Metallized: This DOVID is opaque, exhibiting a fully metallized (mostly aluminum coated) diffractive image with optically variable effects. Fully metallized DOVIDs are typically applied in patch or stripe form. They are, for example, used for protecting paper-based documents, such as birth certificates or land titles. In the late 1980s and early 1990s, this type of DOVID was also used on banknotes.

Partially metallized: This DOVID contains a combination of opacity and transparency on the same surface. The originally fully metallized image is selectively de-metallized to emphasize specific texts or other sub-structures, and to create patterns or specific shapes by the metallization. For over thirty years, this type of DOVID has been used to protect banknotes and applied in patch or stripe form.

Hybrid or Combi: This DOVID contains two or more interrelated visual areas, such as partially metallized and transparent, but revealing continuous visual effects for authentication. The combination of both (partially) metallized and transparent high-refractive index coatings in one feature is more complex than only transparent or only partially metallized features and requires more sophisticated production techniques, thus making it more difficult to counterfeit.

Precision Metallized: A precision metallized DOVID is composed of fine-line diffractive images which are accurately registered to the metallization. The tolerances are much tighter than with conventional partial metallization. Typical designs include metallized guilloche patterns with clearly defined movements and fully transparent intermediate areas (i.e., with no diffractive structures) revealing the underlying document or banknote security print. The precise, tightly toleranced registration between the diffractive images and the metallization makes it harder for counterfeiters to mimic the DOVID appearance.

== Incorporation of DOVIDs in documents ==
DOVIDs are applied either during the manufacturing process of the documents or at the document issuing office.

For banknotes, DOVIDS are applied to the paper or polymer surface (as a patch or stripe) or incorporated as a windowed security thread. In most cases, some form of security print is applied over portions of the DOVID to integrate it into the document (layered security) and make counterfeiting more difficult.

For paper-based identity documents (visas and passports), DOVIDs are either incorporated prior to personalization in the same manner as for banknotes (visas) or, as a full-face laminate after personalization (passport data pages).

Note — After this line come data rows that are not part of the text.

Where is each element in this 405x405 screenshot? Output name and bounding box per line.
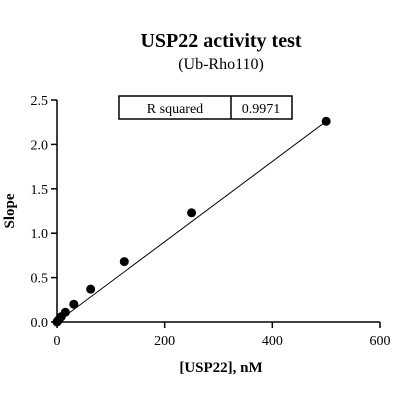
y-axis-ticks: 0.0 0.5 1.0 1.5 2.0 2.5 [31,94,57,331]
data-points [52,116,331,327]
r-squared-value: 0.9971 [242,102,281,117]
y-tick-label: 1.5 [31,183,49,198]
r-squared-box-frame [118,95,293,120]
x-tick-label: 400 [262,334,283,349]
y-axis-label: Slope [2,193,18,228]
y-tick-label: 0.0 [31,316,49,331]
y-tick-label: 0.5 [31,272,49,287]
x-axis-label: [USP22], nM [179,360,262,376]
data-point [69,299,79,309]
data-point [119,257,129,267]
data-point [86,284,96,294]
fit-line [56,120,327,323]
x-axis-ticks: 0 200 400 600 [54,322,391,349]
r-squared-box: R squared 0.9971 [118,95,293,120]
chart-title: USP22 activity test [140,30,301,52]
data-point [60,307,70,317]
x-tick-label: 200 [154,334,175,349]
data-point [321,116,331,126]
data-point [187,208,197,218]
x-tick-label: 600 [370,334,391,349]
r-squared-label: R squared [147,102,203,117]
x-tick-label: 0 [54,334,61,349]
y-tick-label: 2.0 [31,138,49,153]
y-tick-label: 2.5 [31,94,49,109]
chart-subtitle: (Ub-Rho110) [178,56,264,73]
y-tick-label: 1.0 [31,227,49,242]
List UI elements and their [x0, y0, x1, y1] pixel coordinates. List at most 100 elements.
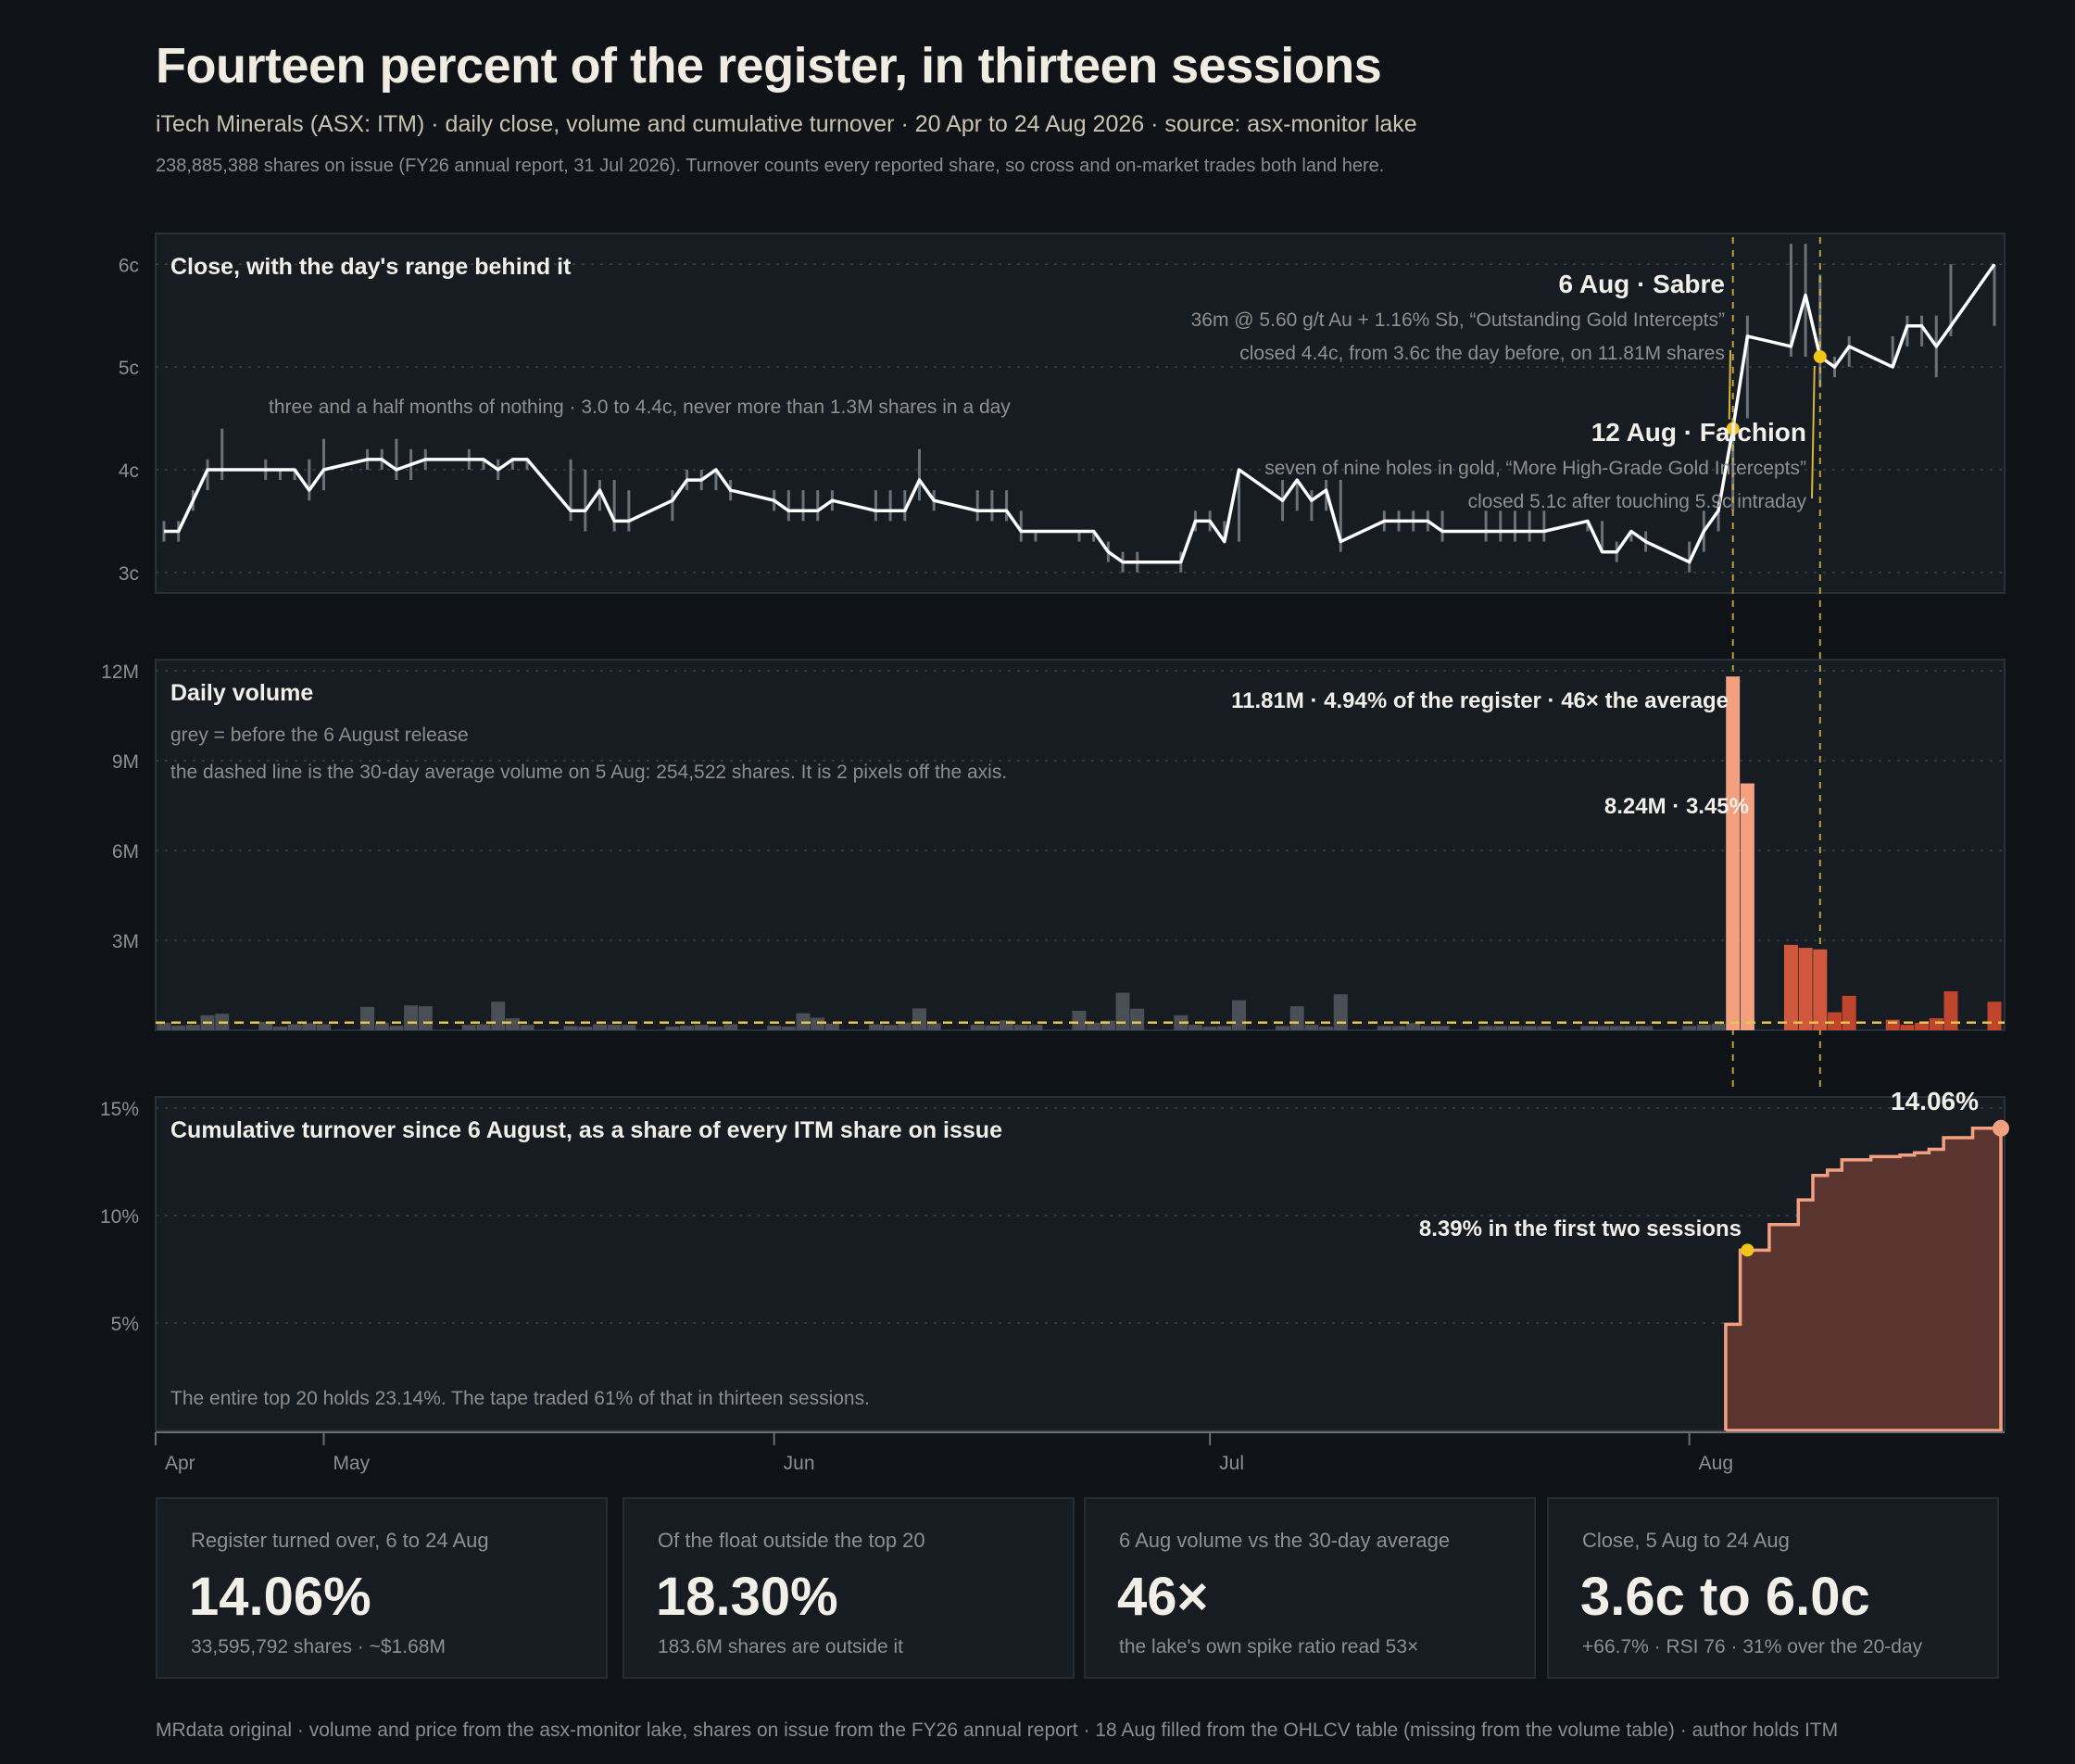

For incorporation of DOVIDs prior to personalization, a security print is usually applied over portions of the DOVID to integrate it into the document (layered security).

For plastic-based (e.g., polycarbonate, Teslin, and composites) identity documents (identity cards, driver licenses and passport data pages), DOVIDS are often embedded within the card body during card layer collation and lamination process. This adds durability and increases security while enabling complex interaction with security features on other layers of the card (layered security). In rare cases, DOVIDs are applied on the plastic surface similar to paper-based documents.